Asya Ekonomisi | Çin, Güneydoğu Asya’nın enerji alanındaki baskın aktörü
Parstoday – Foreign Policy dergisinin haberine göre Çin, büyük yatırımları, ucuz teknolojisi ve rakipsiz üretim kapasitesi sayesinde Güneydoğu Asya’nın enerji sektöründe baskın oyuncu hâline gelmiştir.
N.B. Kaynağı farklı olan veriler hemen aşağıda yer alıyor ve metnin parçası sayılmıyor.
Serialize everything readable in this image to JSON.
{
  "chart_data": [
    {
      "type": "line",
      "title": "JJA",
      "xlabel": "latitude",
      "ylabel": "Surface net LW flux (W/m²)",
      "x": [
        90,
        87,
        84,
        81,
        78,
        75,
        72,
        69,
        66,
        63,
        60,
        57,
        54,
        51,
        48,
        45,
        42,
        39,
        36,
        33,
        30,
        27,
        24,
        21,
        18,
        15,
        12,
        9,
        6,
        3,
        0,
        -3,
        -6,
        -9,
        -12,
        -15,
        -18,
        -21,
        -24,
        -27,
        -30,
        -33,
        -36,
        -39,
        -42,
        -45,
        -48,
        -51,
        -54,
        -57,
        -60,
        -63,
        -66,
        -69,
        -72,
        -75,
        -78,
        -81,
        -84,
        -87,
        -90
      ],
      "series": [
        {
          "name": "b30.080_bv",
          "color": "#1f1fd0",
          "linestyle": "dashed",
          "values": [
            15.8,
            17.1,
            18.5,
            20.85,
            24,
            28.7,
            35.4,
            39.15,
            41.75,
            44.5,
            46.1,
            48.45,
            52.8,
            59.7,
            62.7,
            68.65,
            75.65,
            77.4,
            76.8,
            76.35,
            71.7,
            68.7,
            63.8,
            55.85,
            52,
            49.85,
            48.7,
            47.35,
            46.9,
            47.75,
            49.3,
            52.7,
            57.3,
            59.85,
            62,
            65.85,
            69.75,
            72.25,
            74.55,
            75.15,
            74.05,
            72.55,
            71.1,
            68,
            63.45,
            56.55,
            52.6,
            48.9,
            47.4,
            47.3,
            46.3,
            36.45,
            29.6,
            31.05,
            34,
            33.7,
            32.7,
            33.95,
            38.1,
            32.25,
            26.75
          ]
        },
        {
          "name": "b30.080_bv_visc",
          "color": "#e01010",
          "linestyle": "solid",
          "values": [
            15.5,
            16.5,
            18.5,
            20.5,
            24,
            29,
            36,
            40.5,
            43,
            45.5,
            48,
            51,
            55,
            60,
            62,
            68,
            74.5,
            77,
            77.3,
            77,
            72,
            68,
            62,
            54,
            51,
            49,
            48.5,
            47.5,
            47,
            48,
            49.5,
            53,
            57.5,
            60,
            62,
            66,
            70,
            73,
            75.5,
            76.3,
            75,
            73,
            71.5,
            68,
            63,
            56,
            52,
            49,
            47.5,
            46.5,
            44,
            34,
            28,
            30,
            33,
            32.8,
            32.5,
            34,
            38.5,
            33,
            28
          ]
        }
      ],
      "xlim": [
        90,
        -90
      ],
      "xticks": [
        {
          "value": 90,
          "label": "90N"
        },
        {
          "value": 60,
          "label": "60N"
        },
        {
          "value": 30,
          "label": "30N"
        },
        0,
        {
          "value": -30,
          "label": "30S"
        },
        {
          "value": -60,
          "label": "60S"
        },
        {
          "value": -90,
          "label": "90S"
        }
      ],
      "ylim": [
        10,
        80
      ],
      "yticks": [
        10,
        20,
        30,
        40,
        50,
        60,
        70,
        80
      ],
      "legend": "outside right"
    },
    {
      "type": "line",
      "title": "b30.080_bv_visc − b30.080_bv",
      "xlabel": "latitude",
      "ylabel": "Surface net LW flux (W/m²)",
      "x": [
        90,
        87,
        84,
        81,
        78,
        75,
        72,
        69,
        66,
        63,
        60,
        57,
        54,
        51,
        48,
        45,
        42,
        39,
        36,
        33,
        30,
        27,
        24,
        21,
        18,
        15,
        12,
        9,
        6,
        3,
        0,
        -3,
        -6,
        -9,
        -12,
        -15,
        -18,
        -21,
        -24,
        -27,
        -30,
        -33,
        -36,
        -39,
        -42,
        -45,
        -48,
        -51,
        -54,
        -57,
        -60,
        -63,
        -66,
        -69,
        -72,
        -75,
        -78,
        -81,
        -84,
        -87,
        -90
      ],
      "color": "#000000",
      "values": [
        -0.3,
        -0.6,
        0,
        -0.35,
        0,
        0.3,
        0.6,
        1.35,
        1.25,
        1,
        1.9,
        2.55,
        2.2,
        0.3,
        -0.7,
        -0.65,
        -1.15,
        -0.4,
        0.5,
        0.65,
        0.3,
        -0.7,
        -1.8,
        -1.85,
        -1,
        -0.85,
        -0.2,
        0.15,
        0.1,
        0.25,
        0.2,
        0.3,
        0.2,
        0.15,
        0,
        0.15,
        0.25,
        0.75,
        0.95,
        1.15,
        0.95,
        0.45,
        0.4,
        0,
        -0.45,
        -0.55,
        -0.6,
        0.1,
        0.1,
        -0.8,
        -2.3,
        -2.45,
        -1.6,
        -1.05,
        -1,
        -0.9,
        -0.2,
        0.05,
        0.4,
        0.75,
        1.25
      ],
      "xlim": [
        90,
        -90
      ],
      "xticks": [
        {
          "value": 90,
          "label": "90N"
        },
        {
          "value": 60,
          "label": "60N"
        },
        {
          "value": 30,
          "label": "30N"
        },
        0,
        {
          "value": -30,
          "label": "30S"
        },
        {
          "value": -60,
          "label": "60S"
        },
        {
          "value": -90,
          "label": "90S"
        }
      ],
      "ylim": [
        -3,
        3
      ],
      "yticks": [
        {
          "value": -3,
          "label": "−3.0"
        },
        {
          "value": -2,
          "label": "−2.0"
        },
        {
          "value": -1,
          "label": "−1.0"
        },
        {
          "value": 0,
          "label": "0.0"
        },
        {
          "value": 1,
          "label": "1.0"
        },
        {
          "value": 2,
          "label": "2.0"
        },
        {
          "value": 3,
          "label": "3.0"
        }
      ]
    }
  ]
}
Çin, yenilenebilir enerji kapasitesini diğer tüm ülkelerden daha hızlı şekilde geliştirmiş ve bu yıl yenilenebilir enerji teknolojisi ihracatının değeri yaklaşık 20 milyar dolara ulaşmıştır. Bu rakam, Pekin’in küresel temiz enerji tedarik zincirinin ana ekseni hâline geldiğini göstermektedir.
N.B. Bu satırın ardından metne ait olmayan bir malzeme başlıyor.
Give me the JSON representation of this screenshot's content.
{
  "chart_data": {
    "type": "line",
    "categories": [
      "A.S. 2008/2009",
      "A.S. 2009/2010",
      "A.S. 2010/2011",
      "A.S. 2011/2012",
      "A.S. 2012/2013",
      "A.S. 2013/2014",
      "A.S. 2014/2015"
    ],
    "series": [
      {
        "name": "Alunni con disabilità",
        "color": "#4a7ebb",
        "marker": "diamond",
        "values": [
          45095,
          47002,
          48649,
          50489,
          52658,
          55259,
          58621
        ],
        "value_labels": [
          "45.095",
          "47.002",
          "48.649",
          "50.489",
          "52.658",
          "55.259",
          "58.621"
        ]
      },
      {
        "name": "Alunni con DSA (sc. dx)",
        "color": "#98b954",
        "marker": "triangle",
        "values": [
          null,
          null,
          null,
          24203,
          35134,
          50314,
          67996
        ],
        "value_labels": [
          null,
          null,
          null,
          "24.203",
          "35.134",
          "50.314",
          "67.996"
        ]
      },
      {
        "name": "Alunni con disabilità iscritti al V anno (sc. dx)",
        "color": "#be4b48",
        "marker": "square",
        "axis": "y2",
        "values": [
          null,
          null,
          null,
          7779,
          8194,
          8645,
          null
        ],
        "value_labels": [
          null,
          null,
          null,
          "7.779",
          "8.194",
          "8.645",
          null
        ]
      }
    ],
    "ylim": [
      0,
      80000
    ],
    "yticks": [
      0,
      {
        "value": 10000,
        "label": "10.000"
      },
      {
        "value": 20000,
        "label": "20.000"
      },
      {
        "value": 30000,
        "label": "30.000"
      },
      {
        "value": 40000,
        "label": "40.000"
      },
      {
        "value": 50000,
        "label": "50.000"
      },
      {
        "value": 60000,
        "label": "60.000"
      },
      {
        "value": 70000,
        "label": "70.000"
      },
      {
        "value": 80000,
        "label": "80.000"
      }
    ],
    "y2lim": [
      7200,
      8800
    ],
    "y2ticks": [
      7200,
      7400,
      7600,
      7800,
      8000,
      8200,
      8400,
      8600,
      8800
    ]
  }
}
Çin, hidroelektrik alanında da geniş ölçekli inşaat kapasitesi ve yeni teknolojilere dayanarak ASEAN bölgesinin başlıca baraj yüklenicisi olmuştur. Birden fazla veri kaynağı, resmî belgeler ve medya raporlarının incelenmesi, 2014’ten bu yana Güneydoğu Asya’da devreye giren yeni hidroelektrik santrallerinin yaklaşık yarısının Çinli şirketlerin katılımıyla inşa edildiğini ortaya koymaktadır. Çin’in yavaş fakat istikrarlı ilerleyişi, ABD ve müttefiklerinin Güneydoğu Asya’nın enerji rotası üzerindeki etkisini zayıflatmış ve ciddi zorluklar yaratmıştır.
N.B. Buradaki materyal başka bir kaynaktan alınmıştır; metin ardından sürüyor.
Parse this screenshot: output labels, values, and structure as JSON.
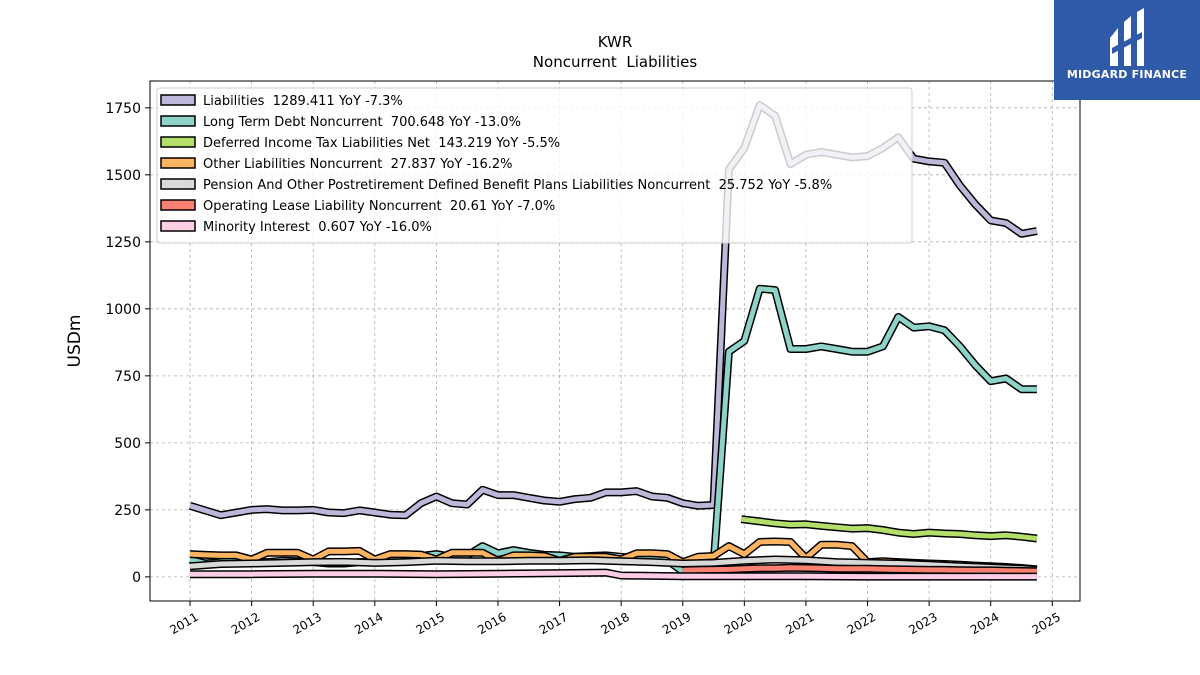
{
  "brand": {
    "name": "MIDGARD FINANCE",
    "color": "#2f5aa8"
  },
  "chart_data": {
    "type": "line",
    "title": "KWR",
    "subtitle": "Noncurrent  Liabilities",
    "xlabel": "",
    "ylabel": "USDm",
    "xlim": [
      2010.35,
      2025.45
    ],
    "ylim": [
      -90,
      1850
    ],
    "x_ticks": [
      "2011",
      "2012",
      "2013",
      "2014",
      "2015",
      "2016",
      "2017",
      "2018",
      "2019",
      "2020",
      "2021",
      "2022",
      "2023",
      "2024",
      "2025"
    ],
    "y_ticks": [
      0,
      250,
      500,
      750,
      1000,
      1250,
      1500,
      1750
    ],
    "y_tick_labels": [
      "0",
      "250",
      "500",
      "750",
      "1000",
      "1250",
      "1500",
      "1750"
    ],
    "grid": true,
    "legend_position": "top-left",
    "series": [
      {
        "name": "Liabilities  1289.411 YoY -7.3%",
        "color": "#bcb8d9",
        "x": [
          2011.0,
          2011.5,
          2012.0,
          2012.25,
          2012.5,
          2012.75,
          2013.0,
          2013.25,
          2013.5,
          2013.75,
          2014.0,
          2014.25,
          2014.5,
          2014.75,
          2015.0,
          2015.25,
          2015.5,
          2015.75,
          2016.0,
          2016.25,
          2016.5,
          2016.75,
          2017.0,
          2017.25,
          2017.5,
          2017.75,
          2018.0,
          2018.25,
          2018.5,
          2018.75,
          2019.0,
          2019.25,
          2019.5,
          2019.75,
          2020.0,
          2020.25,
          2020.5,
          2020.75,
          2021.0,
          2021.25,
          2021.5,
          2021.75,
          2022.0,
          2022.25,
          2022.5,
          2022.75,
          2023.0,
          2023.25,
          2023.5,
          2023.75,
          2024.0,
          2024.25,
          2024.5,
          2024.75
        ],
        "y": [
          265,
          230,
          250,
          253,
          248,
          248,
          250,
          240,
          238,
          248,
          240,
          232,
          230,
          275,
          300,
          275,
          270,
          325,
          305,
          305,
          295,
          285,
          280,
          290,
          295,
          315,
          315,
          320,
          300,
          295,
          275,
          265,
          268,
          1520,
          1600,
          1760,
          1720,
          1540,
          1575,
          1585,
          1575,
          1565,
          1570,
          1600,
          1640,
          1560,
          1550,
          1545,
          1460,
          1390,
          1330,
          1320,
          1280,
          1290
        ]
      },
      {
        "name": "Long Term Debt Noncurrent  700.648 YoY -13.0%",
        "color": "#8dd3c7",
        "x": [
          2011.0,
          2011.25,
          2011.5,
          2011.75,
          2012.0,
          2012.25,
          2012.5,
          2012.75,
          2013.0,
          2013.25,
          2013.5,
          2013.75,
          2014.0,
          2014.25,
          2014.5,
          2014.75,
          2015.0,
          2015.25,
          2015.5,
          2015.75,
          2016.0,
          2016.25,
          2016.5,
          2016.75,
          2017.0,
          2017.25,
          2017.5,
          2017.75,
          2018.0,
          2018.25,
          2018.5,
          2018.75,
          2019.0,
          2019.25,
          2019.5,
          2019.75,
          2020.0,
          2020.25,
          2020.5,
          2020.75,
          2021.0,
          2021.25,
          2021.5,
          2021.75,
          2022.0,
          2022.25,
          2022.5,
          2022.75,
          2023.0,
          2023.25,
          2023.5,
          2023.75,
          2024.0,
          2024.25,
          2024.5,
          2024.75
        ],
        "y": [
          65,
          50,
          55,
          60,
          55,
          55,
          60,
          58,
          55,
          50,
          50,
          55,
          60,
          75,
          80,
          78,
          85,
          75,
          80,
          115,
          88,
          100,
          90,
          82,
          80,
          75,
          78,
          80,
          75,
          70,
          65,
          62,
          20,
          30,
          40,
          840,
          880,
          1075,
          1070,
          850,
          850,
          860,
          850,
          840,
          840,
          860,
          970,
          930,
          935,
          920,
          860,
          790,
          730,
          740,
          700,
          700
        ]
      },
      {
        "name": "Deferred Income Tax Liabilities Net  143.219 YoY -5.5%",
        "color": "#b3de69",
        "x": [
          2019.95,
          2020.25,
          2020.5,
          2020.75,
          2021.0,
          2021.25,
          2021.5,
          2021.75,
          2022.0,
          2022.25,
          2022.5,
          2022.75,
          2023.0,
          2023.25,
          2023.5,
          2023.75,
          2024.0,
          2024.25,
          2024.5,
          2024.75
        ],
        "y": [
          215,
          207,
          200,
          195,
          196,
          190,
          185,
          180,
          182,
          175,
          165,
          160,
          165,
          162,
          160,
          155,
          152,
          155,
          150,
          143
        ]
      },
      {
        "name": "Other Liabilities Noncurrent  27.837 YoY -16.2%",
        "color": "#fdb462",
        "x": [
          2011.0,
          2011.25,
          2011.5,
          2011.75,
          2012.0,
          2012.25,
          2012.5,
          2012.75,
          2013.0,
          2013.25,
          2013.5,
          2013.75,
          2014.0,
          2014.25,
          2014.5,
          2014.75,
          2015.0,
          2015.25,
          2015.5,
          2015.75,
          2016.0,
          2016.25,
          2016.5,
          2016.75,
          2017.0,
          2017.25,
          2017.5,
          2017.75,
          2018.0,
          2018.25,
          2018.5,
          2018.75,
          2019.0,
          2019.25,
          2019.5,
          2019.75,
          2020.0,
          2020.25,
          2020.5,
          2020.75,
          2021.0,
          2021.25,
          2021.5,
          2021.75,
          2022.0,
          2022.25,
          2022.5,
          2022.75,
          2023.0,
          2023.25,
          2023.5,
          2023.75,
          2024.0,
          2024.25,
          2024.5,
          2024.75
        ],
        "y": [
          85,
          82,
          80,
          80,
          65,
          90,
          90,
          90,
          65,
          95,
          95,
          97,
          65,
          85,
          85,
          83,
          65,
          90,
          90,
          90,
          60,
          80,
          80,
          78,
          60,
          75,
          75,
          75,
          65,
          88,
          88,
          85,
          55,
          75,
          78,
          115,
          85,
          130,
          132,
          130,
          70,
          120,
          120,
          115,
          55,
          58,
          55,
          52,
          50,
          48,
          45,
          42,
          40,
          37,
          33,
          28
        ]
      },
      {
        "name": "Pension And Other Postretirement Defined Benefit Plans Liabilities Noncurrent  25.752 YoY -5.8%",
        "color": "#d9d9d9",
        "x": [
          2011.0,
          2011.5,
          2012.0,
          2012.5,
          2013.0,
          2013.5,
          2014.0,
          2014.5,
          2015.0,
          2015.5,
          2016.0,
          2016.5,
          2017.0,
          2017.5,
          2018.0,
          2018.5,
          2019.0,
          2019.5,
          2020.0,
          2020.5,
          2021.0,
          2021.5,
          2022.0,
          2022.5,
          2023.0,
          2023.5,
          2024.0,
          2024.5,
          2024.75
        ],
        "y": [
          40,
          48,
          50,
          52,
          55,
          56,
          52,
          55,
          60,
          58,
          58,
          60,
          60,
          62,
          58,
          55,
          50,
          52,
          60,
          65,
          62,
          55,
          52,
          50,
          45,
          40,
          35,
          30,
          26
        ]
      },
      {
        "name": "Operating Lease Liability Noncurrent  20.61 YoY -7.0%",
        "color": "#fb8072",
        "x": [
          2019.0,
          2019.25,
          2019.5,
          2019.75,
          2020.0,
          2020.25,
          2020.5,
          2020.75,
          2021.0,
          2021.25,
          2021.5,
          2021.75,
          2022.0,
          2022.25,
          2022.5,
          2022.75,
          2023.0,
          2023.25,
          2023.5,
          2023.75,
          2024.0,
          2024.25,
          2024.5,
          2024.75
        ],
        "y": [
          25,
          26,
          27,
          28,
          30,
          32,
          32,
          34,
          33,
          32,
          30,
          30,
          30,
          29,
          28,
          27,
          26,
          26,
          25,
          24,
          24,
          23,
          22,
          21
        ]
      },
      {
        "name": "Minority Interest  0.607 YoY -16.0%",
        "color": "#fccde5",
        "x": [
          2011.0,
          2012.0,
          2013.0,
          2014.0,
          2015.0,
          2016.0,
          2017.0,
          2017.75,
          2018.0,
          2019.0,
          2020.0,
          2021.0,
          2022.0,
          2023.0,
          2024.0,
          2024.75
        ],
        "y": [
          10,
          10,
          12,
          12,
          10,
          12,
          14,
          16,
          5,
          2,
          2,
          2,
          1,
          1,
          1,
          1
        ]
      }
    ]
  }
}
ABD ve Batı’nın ticari kısıtlamalarına Çin’den uyarı
Brezilya’daki BM İklim Değişikliği Konferansı’nda Çinli temsilciler, ABD’nin uyguladığı tarifeler ve Avrupa Birliği’nin attığı bazı adımlar da dahil olmak üzere ticaret kısıtlamalarının, küresel emisyon azaltım hedeflerine ve yeşil teknoloji gelişimine zarar vereceği konusunda uyarıda bulundu.
BM iklim zirvesine katılan üst düzey Çinli danışmanlar, Batı’nın tek taraflı araçları giderek daha fazla kullanmasının, dünya genelinde yeşil teknoloji ürünlerinin yayılma maliyetini artırdığını ve küresel yeşil dönüşümü engellediğini ifade ettiler. Onlara göre bu tür adımlar, sera gazı emisyonlarını azaltmak yerine karşılıklı güveni zedeleyecek ve küresel tedarik zincirlerinde aksamalara yol açacaktır.
Çin Ulusal Halk Kongresi’nin daimi üyesi ve çevre ekonomisti Wang Yi, Batılı ülkelerin Çin’e yönelik politikasında açık bir çelişki olduğunu belirterek şöyle dedi:“Bir yandan Çin’den emisyon azaltım hızını artırmasını istiyorlar; diğer yandan ise tarifeler ve düzenlemelerle Çin’in yeşil teknoloji üretimi ve ihracatındaki ilerlemesini sınırlandırıyorlar.”
Çin ekonomisinde büyüme hızının düşmesi
Çin ekonomisi 2025’in üçüncü çeyreğinde sabit sermaye yatırımlarındaki ciddi gerileme, sanayi üretimindeki düşüş ve hanehalkı tüketimindeki zayıflamayla karşı karşıya kaldı; bu işaretler dünyanın ikinci büyük ekonomisinde büyüme ivmesinin zayıfladığını gösteriyor.
Yılın son çeyreğine girildiğinde Çin ekonomisindeki yavaşlama hız kazanmış durumda ve veriler yatırım, sanayi faaliyeti ve hane tüketiminde düşüş olduğunu göstermektedir. Bu göstergeler, aylar süren durgun büyümenin ardından toparlanmaya çalışan bir ekonomiye işaret etmektedir.
Çin Ulusal İstatistik Bürosu’nun verilerine göre sabit varlıklara yapılan yatırımlar, yılın ilk on ayında yüzde 1.7 oranında azalarak bu dönem içindeki en büyük düşüşü yaşamıştır.
Ulusal İstatistik Bürosu, Çin ekonomisinin karşı karşıya olduğu zorlukları kabul ederek şu açıklamayı yaptı:“Ekonomi, dış ortamda istikrarsız ve öngörülemez birçok faktörle ve aynı zamanda içerde önemli yapısal dönüşüm baskılarıyla karşı karşıyadır.”